I am well aware that if I opt to stay home with S for the next couple of years and live on benefits, I will be seen as one of those mothers: the leech on the state, living in a council flat and bleeding the government for all she can get. I am told I look younger than my years too (when I’m wearing make up to cover the bags under my eyes, obviously), so that doesn’t help with the prejudice. I remember last year S’s father pointing out to me how many of his neighbours had children who were around four years apart in age; inference being that they had gone and got pregnant again specifically to avoid having to go out to work. And actually, yes, a lot of the children in that area did have brothers and sisters exactly four years older and/or younger than them. I was aghast. I had no idea that people could be so cynical and calculating with something as important as creating another life. Do people really do that? Incidentally, I’m told that these days the government don’t make you come off benefits and get a job until the child is seven, so that should please a few of these women if they do in fact exist.

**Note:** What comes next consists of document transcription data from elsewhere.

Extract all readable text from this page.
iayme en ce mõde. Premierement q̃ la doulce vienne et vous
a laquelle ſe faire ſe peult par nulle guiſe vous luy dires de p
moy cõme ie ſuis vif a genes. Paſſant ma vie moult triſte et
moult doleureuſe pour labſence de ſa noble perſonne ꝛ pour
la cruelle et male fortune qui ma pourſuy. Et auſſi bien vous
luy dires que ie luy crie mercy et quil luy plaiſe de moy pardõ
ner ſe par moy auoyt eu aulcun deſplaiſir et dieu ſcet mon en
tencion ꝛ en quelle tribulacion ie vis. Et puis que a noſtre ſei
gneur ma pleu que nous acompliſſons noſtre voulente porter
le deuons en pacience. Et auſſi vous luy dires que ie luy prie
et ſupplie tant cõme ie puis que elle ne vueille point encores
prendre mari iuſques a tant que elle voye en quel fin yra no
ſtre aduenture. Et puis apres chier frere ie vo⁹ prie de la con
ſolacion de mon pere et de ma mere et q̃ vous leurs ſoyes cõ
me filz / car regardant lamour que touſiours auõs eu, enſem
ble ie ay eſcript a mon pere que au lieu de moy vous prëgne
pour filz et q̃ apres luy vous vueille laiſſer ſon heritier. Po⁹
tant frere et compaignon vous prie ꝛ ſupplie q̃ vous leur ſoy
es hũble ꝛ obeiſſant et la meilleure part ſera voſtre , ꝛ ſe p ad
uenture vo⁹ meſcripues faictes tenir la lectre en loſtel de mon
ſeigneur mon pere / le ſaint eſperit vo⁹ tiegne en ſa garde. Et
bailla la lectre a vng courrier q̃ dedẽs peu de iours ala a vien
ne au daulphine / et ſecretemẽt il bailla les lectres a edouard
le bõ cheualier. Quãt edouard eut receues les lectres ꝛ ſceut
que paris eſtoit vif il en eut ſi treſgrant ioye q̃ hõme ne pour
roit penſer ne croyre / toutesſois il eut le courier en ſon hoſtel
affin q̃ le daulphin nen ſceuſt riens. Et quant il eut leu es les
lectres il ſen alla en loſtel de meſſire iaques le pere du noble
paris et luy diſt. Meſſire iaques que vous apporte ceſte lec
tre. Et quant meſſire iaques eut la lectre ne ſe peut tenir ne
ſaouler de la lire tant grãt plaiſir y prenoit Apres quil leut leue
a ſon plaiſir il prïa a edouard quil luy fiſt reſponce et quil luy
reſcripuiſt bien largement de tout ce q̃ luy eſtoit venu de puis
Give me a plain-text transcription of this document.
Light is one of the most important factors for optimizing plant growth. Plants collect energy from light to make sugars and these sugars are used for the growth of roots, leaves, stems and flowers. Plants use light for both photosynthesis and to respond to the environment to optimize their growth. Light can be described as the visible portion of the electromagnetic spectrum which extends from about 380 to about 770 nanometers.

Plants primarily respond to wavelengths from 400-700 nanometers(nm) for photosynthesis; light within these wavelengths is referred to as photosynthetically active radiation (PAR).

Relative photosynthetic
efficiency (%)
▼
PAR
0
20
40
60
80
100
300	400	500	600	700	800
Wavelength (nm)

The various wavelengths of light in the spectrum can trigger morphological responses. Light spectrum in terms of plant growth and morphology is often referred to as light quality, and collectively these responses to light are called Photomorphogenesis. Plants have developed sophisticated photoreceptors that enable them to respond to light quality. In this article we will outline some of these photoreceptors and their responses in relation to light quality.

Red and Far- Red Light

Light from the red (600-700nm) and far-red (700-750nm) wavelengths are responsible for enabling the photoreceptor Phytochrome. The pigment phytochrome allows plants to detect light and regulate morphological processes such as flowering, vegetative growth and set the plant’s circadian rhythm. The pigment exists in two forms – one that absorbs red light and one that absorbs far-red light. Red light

People do play the system, of course they do. And ultimately, it’s the mothers who are forced to go back to work earlier than they would like who pay the price for that abuse. I know there isn’t exactly spare money in the economy to fling at these things, but wouldn’t it be nice if the attitude was, Ok, go and have a baby, look after it, take your time, have enough money to live on comfortably, go back to work when you’re ready. Obviously that sort of system would have to be monitored to ensure people weren’t having a child and then leaving it with a relative while they got drunk all day and night on their benefits. I would have no problem with someone coming round to ensure I’m putting a lot of effort into bringing my daughter up well, if it meant I could have enough money to live more comfortably. As I said before, treat it like a job – because ultimately that’s what you’re doing, and you do it for longer than 8 hours a day.